Page 2 of 3
The first learning algorithm to be discovered solves this particular problem in a very simple way. Start off with a neuron with weights randomly set and present an example from the group that should fire the neuron. Look at the output and if the neuron isn’t firing add xi to the corresponding weight wi – that is add the input value to the current weight for that input.
You can see that what this is doing is turning up the sensitivity of each input according to how big the input is and this is what you would expect to try to make the neuron fire.
If you then show the neuron an example from the group that it isn’t supposed to recognize you might well discover that it is firing in error. In this case go and subtract xi from wi. You can see that this corresponds to turning the sensitivity to the inputs down, which is again what you would expect to do to a neuron that is firing when it shouldn’t. Finally if the neuron is firing when it should then you can leave the weights alone!
This is the perceptron algorithm and the amazing thing is that just by going round and round this procedure the neuron eventually learns to distinguish between the groups. When it was discovered (see the history article on Marvin Minsky) this behaviour was thought to be amazing and, as is the way with all new AI techniques, more was claimed for it than it could deliver.

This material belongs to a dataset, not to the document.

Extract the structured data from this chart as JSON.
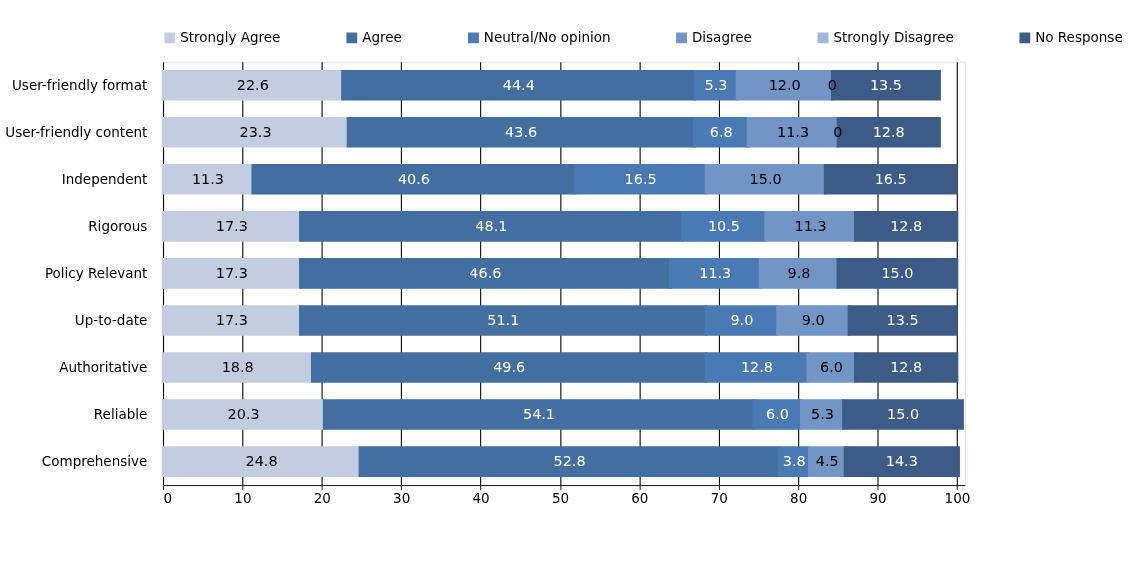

In particular no one noticed that there was an unspoken condition included in the learning algorithm – what was being learned had to be learnable. This seems reasonable because, for example, if you simply give the neuron random inputs for the group you want it to recognize it will never learn to distinguish anything! However, what a neuron can learn is a bit more limited than you might think. For example, if you try to train a neuron using the following simple input:
x1 x2 output
0 0 don’t fire
1 1 don’t fire
0 1 fire
1 0 fire
(that is, you simply want the neuron to recognize a single one on either input) then you will find that it never learns the task.

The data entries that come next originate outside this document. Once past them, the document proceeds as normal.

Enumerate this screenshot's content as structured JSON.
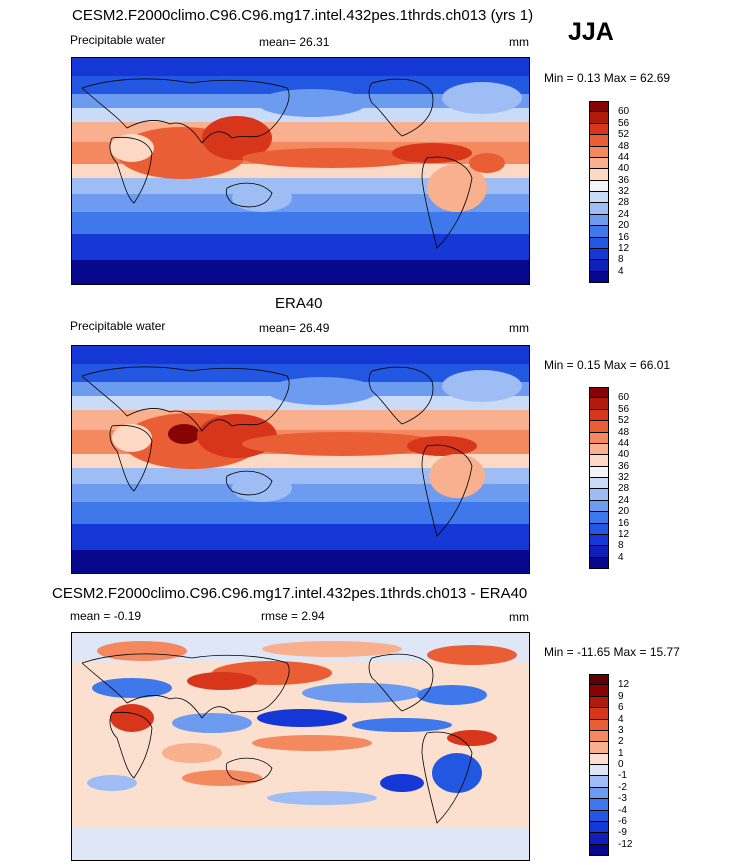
{
  "season": "JJA",
  "panels": [
    {
      "id": "model",
      "title": "CESM2.F2000climo.C96.C96.mg17.intel.432pes.1thrds.ch013 (yrs 1)",
      "left_label": "Precipitable water",
      "mid_label": "mean=  26.31",
      "units": "mm",
      "minmax": "Min =   0.13 Max =  62.69",
      "levels": [
        "4",
        "8",
        "12",
        "16",
        "20",
        "24",
        "28",
        "32",
        "36",
        "40",
        "44",
        "48",
        "52",
        "56",
        "60"
      ],
      "colors": [
        "#08088f",
        "#0f1fb8",
        "#1537d6",
        "#2257e2",
        "#3f78ea",
        "#6d9bf0",
        "#9dbdf4",
        "#c9dbf7",
        "#f2f4f8",
        "#fbd9c4",
        "#f8b08e",
        "#f4895f",
        "#ea5e35",
        "#d7361b",
        "#b01b0c",
        "#860404"
      ]
    },
    {
      "id": "obs",
      "title": "ERA40",
      "left_label": "Precipitable water",
      "mid_label": "mean=  26.49",
      "units": "mm",
      "minmax": "Min =   0.15 Max =  66.01",
      "levels": [
        "4",
        "8",
        "12",
        "16",
        "20",
        "24",
        "28",
        "32",
        "36",
        "40",
        "44",
        "48",
        "52",
        "56",
        "60"
      ],
      "colors": [
        "#08088f",
        "#0f1fb8",
        "#1537d6",
        "#2257e2",
        "#3f78ea",
        "#6d9bf0",
        "#9dbdf4",
        "#c9dbf7",
        "#f2f4f8",
        "#fbd9c4",
        "#f8b08e",
        "#f4895f",
        "#ea5e35",
        "#d7361b",
        "#b01b0c",
        "#860404"
      ]
    },
    {
      "id": "diff",
      "title": "CESM2.F2000climo.C96.C96.mg17.intel.432pes.1thrds.ch013 - ERA40",
      "left_label": "mean =  -0.19",
      "mid_label": "rmse =   2.94",
      "units": "mm",
      "minmax": "Min = -11.65 Max =  15.77",
      "levels": [
        "-12",
        "-9",
        "-6",
        "-4",
        "-3",
        "-2",
        "-1",
        "0",
        "1",
        "2",
        "3",
        "4",
        "6",
        "9",
        "12"
      ],
      "colors": [
        "#08088f",
        "#0f1fb8",
        "#1537d6",
        "#2257e2",
        "#3f78ea",
        "#6d9bf0",
        "#9dbdf4",
        "#dfe7f7",
        "#fbe0cf",
        "#f8b08e",
        "#f4895f",
        "#ea5e35",
        "#d7361b",
        "#b01b0c",
        "#860404",
        "#5e0202"
      ]
    }
  ],
  "chart_data": [
    {
      "type": "heatmap",
      "title": "CESM2.F2000climo.C96.C96.mg17.intel.432pes.1thrds.ch013 (yrs 1)",
      "field": "Precipitable water",
      "units": "mm",
      "mean": 26.31,
      "min": 0.13,
      "max": 62.69,
      "contour_levels": [
        4,
        8,
        12,
        16,
        20,
        24,
        28,
        32,
        36,
        40,
        44,
        48,
        52,
        56,
        60
      ]
    },
    {
      "type": "heatmap",
      "title": "ERA40",
      "field": "Precipitable water",
      "units": "mm",
      "mean": 26.49,
      "min": 0.15,
      "max": 66.01,
      "contour_levels": [
        4,
        8,
        12,
        16,
        20,
        24,
        28,
        32,
        36,
        40,
        44,
        48,
        52,
        56,
        60
      ]
    },
    {
      "type": "heatmap",
      "title": "CESM2.F2000climo.C96.C96.mg17.intel.432pes.1thrds.ch013 - ERA40",
      "units": "mm",
      "mean": -0.19,
      "rmse": 2.94,
      "min": -11.65,
      "max": 15.77,
      "contour_levels": [
        -12,
        -9,
        -6,
        -4,
        -3,
        -2,
        -1,
        0,
        1,
        2,
        3,
        4,
        6,
        9,
        12
      ]
    }
  ]
}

This and many other failures of the single neuron to learn convinced many workers that the whole idea was silly!
Looking back it is easy to see what the problem is – why should one neuron be capable of learning everything you throw at it? Clearly, just because you have proved the limitations of a single neuron, you haven’t proved that multiple neurons can go beyond that limitation.
In fact it isn’t very difficult to find a three-neuron combination that can solve the 0,1 or 1,0 problem.
This was known for a long time but ignored as a proof that there was life in the neuron idea. The reason was that the three-neuron net had to be “hand trained”. That is, its weights were set to values that worked and it didn’t learn them from a repeated presentation of the data. You can see how this works in the figure. Notice that the weights are written alongside the connections and the number inside each neuron is the threshold – the neuron fires is the weighted sum equals or exceeds the threshold. You can also see the input/output table for each neuron. Can you see that the overall input output table for the three neurons is exactly what we need?
Solving the 0,1 or 1,0 problem by hand needs three neurons
The big problem is, of course, that unless you have a learning algorithm for neural networks then they are of little use even if they aren’t limited in what they can recognize. The solution, a learning algorithm, was invented a number of times but, because everyone believed that neural nets were a waste of time, it was more or less ignored!
The learning algorithm is called “gradient descent” and it is nothing more than an application of some very standard optimisation methods. The basic idea is the same as the one used to adjust the weights of the single neuron, i.e. change the weights so as to make the output move towards the desired value. However, in the case of a neural network you have to work out which weights belong to which neurons and which to adjust.